Für Idefix ist sein Bruder als Orientierung sehr wichtig Ich denke, es war eine gute Entscheidung die beiden nicht getrennt zu haben. Die Stubenreinheit war anfänglich ein Problem. Es dauerte sehr lange, bis Idefix begriff, dass er nicht in die Wohnung pinkeln sollte. Allerdings hat er auch heute noch die Angewohnheit, nach dem Fressen irgendeinen Gegenstand anpinkeln zu wollen. Deshalb kommt er anschließend sofort raus.

Trotz seiner Behinderung ist Idefix ein fröhlicher, sehr aufgeweckter, frecher kleiner Hund mit einer guten Portion Selbstvertrauen. Er zeigt keinerlei Verhaltensstörungen. Fremden Menschen gegenüber  ist er immer noch sehr mißtrauisch, aber das sind seine „hörenden“ Geschwister auch. Oft vergesse ich, dass er taub ist. Wenn er z.B. ein Stück Fleisch von meinem Teller klaut, wenn ich kurz den Raum verlasse, und er gemütlich mit einem Steak in der Schnauze durch das Wohnzimmer spaziert. Dann schimpfe ich wie ein Rohrspatz, muss dann aber doch über mich selbst lachen – er hört ja nichts.

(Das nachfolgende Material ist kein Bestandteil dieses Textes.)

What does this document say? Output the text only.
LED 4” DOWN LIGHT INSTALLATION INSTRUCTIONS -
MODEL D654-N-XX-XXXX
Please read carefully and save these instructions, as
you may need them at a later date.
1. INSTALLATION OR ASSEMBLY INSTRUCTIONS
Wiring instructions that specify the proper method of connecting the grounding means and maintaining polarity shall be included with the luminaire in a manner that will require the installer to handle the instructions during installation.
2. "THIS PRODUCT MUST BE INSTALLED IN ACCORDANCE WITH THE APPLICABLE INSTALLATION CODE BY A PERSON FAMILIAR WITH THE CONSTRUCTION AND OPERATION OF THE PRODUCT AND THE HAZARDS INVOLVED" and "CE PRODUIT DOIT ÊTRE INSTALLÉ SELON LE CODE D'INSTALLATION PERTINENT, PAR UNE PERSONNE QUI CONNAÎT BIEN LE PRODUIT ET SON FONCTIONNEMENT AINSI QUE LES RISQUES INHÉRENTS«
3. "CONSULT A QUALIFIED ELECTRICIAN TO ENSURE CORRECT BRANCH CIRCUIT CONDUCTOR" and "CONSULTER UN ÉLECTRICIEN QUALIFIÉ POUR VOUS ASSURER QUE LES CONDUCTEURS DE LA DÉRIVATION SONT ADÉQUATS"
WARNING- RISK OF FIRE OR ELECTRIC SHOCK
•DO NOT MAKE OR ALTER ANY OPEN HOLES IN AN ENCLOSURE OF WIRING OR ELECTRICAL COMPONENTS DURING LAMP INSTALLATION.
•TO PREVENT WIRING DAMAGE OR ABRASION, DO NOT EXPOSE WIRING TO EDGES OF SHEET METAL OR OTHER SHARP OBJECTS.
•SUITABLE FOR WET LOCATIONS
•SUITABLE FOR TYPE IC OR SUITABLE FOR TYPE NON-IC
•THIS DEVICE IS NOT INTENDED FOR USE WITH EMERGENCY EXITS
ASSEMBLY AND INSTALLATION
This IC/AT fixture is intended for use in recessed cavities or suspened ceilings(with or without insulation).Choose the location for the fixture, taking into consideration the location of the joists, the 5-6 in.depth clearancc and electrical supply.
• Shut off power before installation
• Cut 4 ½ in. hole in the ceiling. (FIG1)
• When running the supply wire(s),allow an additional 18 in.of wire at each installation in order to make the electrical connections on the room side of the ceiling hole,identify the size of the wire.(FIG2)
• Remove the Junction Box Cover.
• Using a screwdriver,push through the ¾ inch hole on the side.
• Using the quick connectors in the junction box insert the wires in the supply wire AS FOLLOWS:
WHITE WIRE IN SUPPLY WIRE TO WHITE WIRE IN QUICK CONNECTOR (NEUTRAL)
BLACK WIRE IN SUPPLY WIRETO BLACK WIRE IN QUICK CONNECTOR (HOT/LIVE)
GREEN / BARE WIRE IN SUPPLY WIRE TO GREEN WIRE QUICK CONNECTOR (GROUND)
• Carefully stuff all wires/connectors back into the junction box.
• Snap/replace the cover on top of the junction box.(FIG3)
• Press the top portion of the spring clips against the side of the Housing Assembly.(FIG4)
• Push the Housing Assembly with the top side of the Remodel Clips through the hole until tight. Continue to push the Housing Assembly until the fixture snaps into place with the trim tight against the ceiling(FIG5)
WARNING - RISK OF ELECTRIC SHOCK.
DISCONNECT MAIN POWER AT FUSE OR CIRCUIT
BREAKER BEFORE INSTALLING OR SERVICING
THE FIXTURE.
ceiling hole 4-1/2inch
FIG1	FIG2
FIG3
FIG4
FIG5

Wenn er schmusen will, legt er immer noch seinen Kopf in meine Hand und schläft dann irgendwann ein. Manchmal denke ich, es ist schade, dass Idefix in einer vollkommenen Stille leben muß. Andererseits kennt er es nicht anders. Das hat natürlich auch seine Vorteile. Jeglicher Lärm, wie Silvester, Staubsaugergeräusche, Gewitter etc. können ihn nicht aus der Ruhe bringen. Idefix beste große Freundin war unsere alte blinde Hündin Asti, aber seine absoluter Lebensinhalt sind sein Bruder Piwi , sein Tante Flöckchen und meine Freundin Anne. Wenn Anne mich alle 14 Tage für ein Wochenende besucht, bin ich komplett abgemeldet.

 

Alles in allem, ist ein tauber Hund wie Idefix, nicht kostspieliger, zeitaufwendiger oder anstrengender als ein hörender Hund. Es ist nur etwas anders. Ich bin bei Idefix aufmerksamer als bei meinen anderen Hunden und beobachte meine Umwelt genauer und vorausschauender, um Unfälle zu vermeiden. Zumindest scheinen seine Artgenossen und er selbst sehr gut damit zurechtzukommen.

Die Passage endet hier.